Mira, you are a grown woman who turns heads with her beauty. Once you loved him; God, how you believed him when he spoke to you, holding your hand. You were truly convinced he was the right person to resolve an endless conflict. Wrinkles are starting to carve your beautiful face, but it's your eyes that testify to the winters passed. You were already sad for a long time; well before leaving for the border after his coveted appointment. How many false dinners, false circumstantial smiles to get there. You had learned to swallow disappointments. A nice gulp of water and down it goes, the inability to have a child, accept his lover, and acknowledge his mediocrity and similarity with his predecessors. But to see him bow to some lemons. You tried to take the usual large glass, Mira, but this time the pill won't go down. It stays stuck there. Perhaps you would have managed if you hadn't met that look of granite, pride, disdain, and anger.

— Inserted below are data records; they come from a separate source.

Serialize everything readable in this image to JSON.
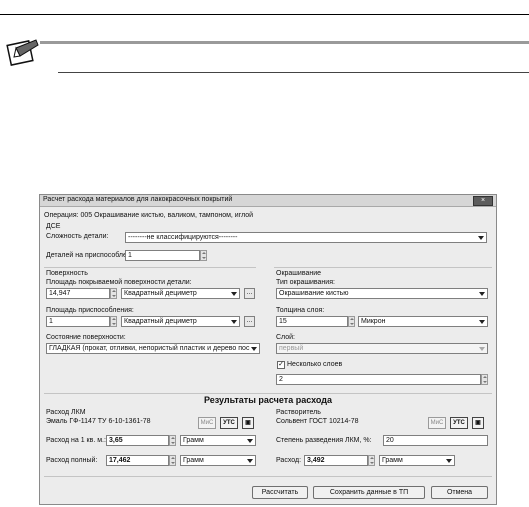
{
  "dialog": {
    "title": "Расчет расхода материалов для лакокрасочных покрытий",
    "close": "×",
    "operation": "Операция: 005 Окрашивание кистью, валиком, тампоном, иглой",
    "dse": {
      "section": "ДСЕ",
      "complexity_label": "Сложность детали:",
      "complexity_value": "--------не классифицируются--------",
      "parts_label": "Деталей на приспособлении:",
      "parts_value": "1"
    },
    "surface": {
      "section": "Поверхность",
      "area_label": "Площадь покрываемой поверхности детали:",
      "area_value": "14,947",
      "area_unit": "Квадратный дециметр",
      "fixture_label": "Площадь приспособления:",
      "fixture_value": "1",
      "fixture_unit": "Квадратный дециметр",
      "state_label": "Состояние поверхности:",
      "state_value": "ГЛАДКАЯ (прокат, отливки, непористый пластик и дерево пос"
    },
    "painting": {
      "section": "Окрашивание",
      "type_label": "Тип окрашивания:",
      "type_value": "Окрашивание кистью",
      "thickness_label": "Толщина слоя:",
      "thickness_value": "15",
      "thickness_unit": "Микрон",
      "layer_label": "Слой:",
      "layer_value": "первый",
      "multi_label": "Несколько слоев",
      "multi_checked": "✓",
      "layers_count": "2"
    },
    "results": {
      "title": "Результаты расчета расхода",
      "lkm": {
        "section": "Расход ЛКМ",
        "material": "Эмаль ГФ-1147 ТУ 6-10-1361-78",
        "btn_mis": "МиС",
        "btn_utc": "УТС",
        "per_m2_label": "Расход на 1 кв. м.:",
        "per_m2_value": "3,65",
        "per_m2_unit": "Грамм",
        "total_label": "Расход полный:",
        "total_value": "17,462",
        "total_unit": "Грамм"
      },
      "solvent": {
        "section": "Растворитель",
        "material": "Сольвент ГОСТ 10214-78",
        "btn_mis": "МиС",
        "btn_utc": "УТС",
        "dilution_label": "Степень разведения ЛКМ, %:",
        "dilution_value": "20",
        "consumption_label": "Расход:",
        "consumption_value": "3,492",
        "consumption_unit": "Грамм"
      }
    },
    "buttons": {
      "calculate": "Рассчитать",
      "save": "Сохранить данные в ТП",
      "cancel": "Отмена"
    }
  }
}
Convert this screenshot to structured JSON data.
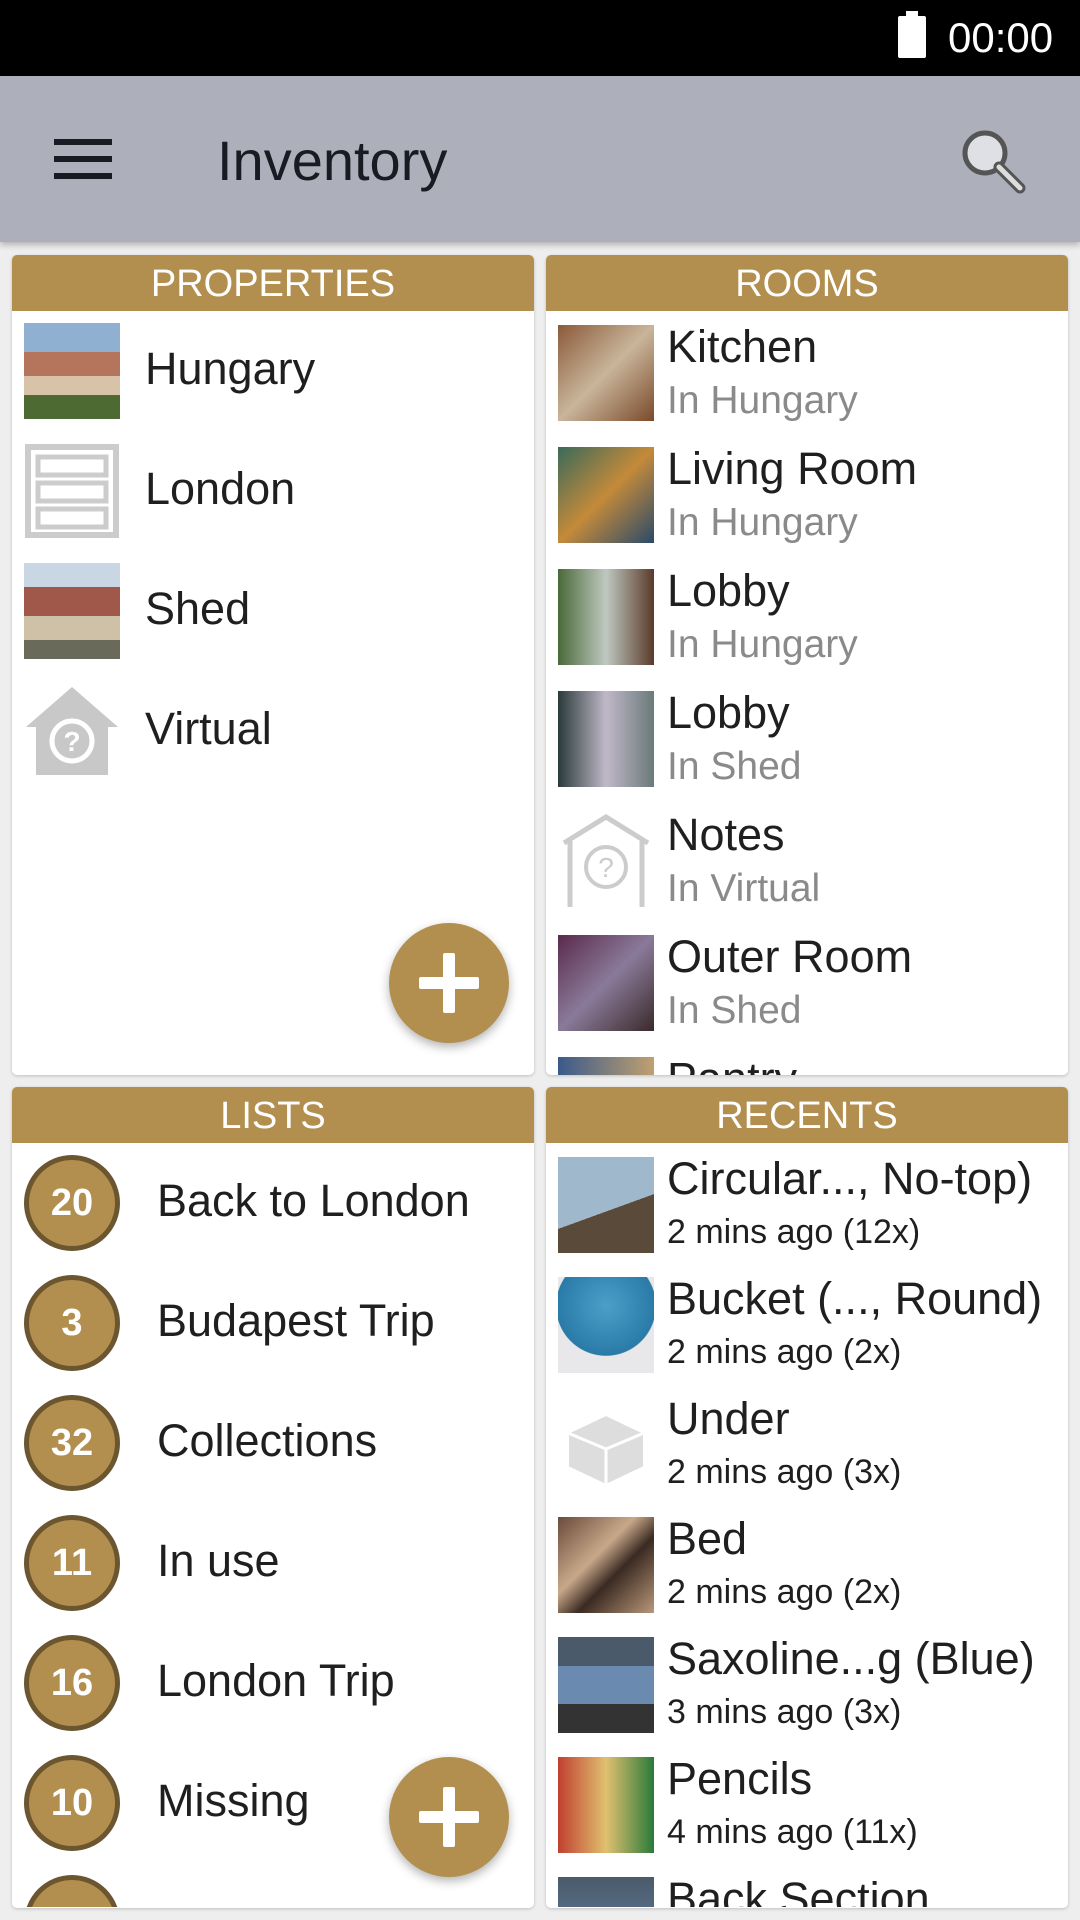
{
  "status": {
    "time": "00:00",
    "battery_icon": "battery-full-icon"
  },
  "appbar": {
    "title": "Inventory",
    "menu_icon": "hamburger-menu-icon",
    "search_icon": "search-icon"
  },
  "colors": {
    "accent": "#b38f4f",
    "appbar": "#adb0bb"
  },
  "properties": {
    "header": "PROPERTIES",
    "items": [
      {
        "name": "Hungary",
        "thumb": "house-photo"
      },
      {
        "name": "London",
        "thumb": "shelves-icon"
      },
      {
        "name": "Shed",
        "thumb": "house-photo"
      },
      {
        "name": "Virtual",
        "thumb": "house-question-icon"
      }
    ]
  },
  "rooms": {
    "header": "ROOMS",
    "items": [
      {
        "name": "Kitchen",
        "location": "In Hungary"
      },
      {
        "name": "Living Room",
        "location": "In Hungary"
      },
      {
        "name": "Lobby",
        "location": "In Hungary"
      },
      {
        "name": "Lobby",
        "location": "In Shed"
      },
      {
        "name": "Notes",
        "location": "In Virtual"
      },
      {
        "name": "Outer Room",
        "location": "In Shed"
      },
      {
        "name": "Pantry",
        "location": ""
      }
    ]
  },
  "lists": {
    "header": "LISTS",
    "items": [
      {
        "count": "20",
        "name": "Back to London"
      },
      {
        "count": "3",
        "name": "Budapest Trip"
      },
      {
        "count": "32",
        "name": "Collections"
      },
      {
        "count": "11",
        "name": "In use"
      },
      {
        "count": "16",
        "name": "London Trip"
      },
      {
        "count": "10",
        "name": "Missing"
      },
      {
        "count": "",
        "name": ""
      }
    ]
  },
  "recents": {
    "header": "RECENTS",
    "items": [
      {
        "name": "Circular..., No-top)",
        "detail": "2 mins ago (12x)"
      },
      {
        "name": "Bucket (..., Round)",
        "detail": "2 mins ago (2x)"
      },
      {
        "name": "Under",
        "detail": "2 mins ago (3x)"
      },
      {
        "name": "Bed",
        "detail": "2 mins ago (2x)"
      },
      {
        "name": "Saxoline...g (Blue)",
        "detail": "3 mins ago (3x)"
      },
      {
        "name": "Pencils",
        "detail": "4 mins ago (11x)"
      },
      {
        "name": "Back Section",
        "detail": ""
      }
    ]
  }
}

Happy ending. For the first time, the Supreme Court revises a military tribunal's decision in favor of Palestinians. Salma, they won't be uprooted. But do you realize? Your stubbornness has taken you beyond any imagination. TVs speak of nothing but your insignificant lemon field. Only 150 will be pruned. They won't bear fruit and will be 30 centimeters high, but you have won. It's a resounding celebration. The camera can barely rise above the wall, now erected, to capture the cemetery of dust and trunks: now it's no longer a threat.
And yet, that slash that cuts me as the credits roll doesn't seem like a smile.
It's a tartaguresque film, able to convey strong feelings almost without the use of words. It’s not the dialogues but the gestures, the intersections of eyes, that create and best render an atmosphere of borders, of deep injustice. Of anger you want to scream, but instead, you often have to shove down your throat. Two hands brushing, a slow embrace of lips for an impossible love. Picking up the lemons fallen at night. The beautiful past you want to keep alive, when with your husband you went to Israel to sell the fruits of cultivating the land. Glances between two women for a film that sends a timid message of bitter feminist hope with a lemon flavor speaking of two prisoners; of different and so similar situations.
I'm certainly not the first to discover Hiam Abbass. This beautiful woman is an actress of crystalline talent. In “The Lemon Tree” in my opinion, she reaches her peak, even more so than in "The Visitor". She is the backbone of a difficult film that addresses the problem of forced coexistence with depth starting from the home garden. Without her precious performance, the film would have fallen and lost much of its strength. With superior facial expressiveness, she has the ability to grip your gut with the mere gesture of bending down to pick her precious fruits and freeze you with a glance behind a metal fence.
I rise from my seat. Ten people for a great film that I appreciated much more than the good "The Syrian Bride" by the same director.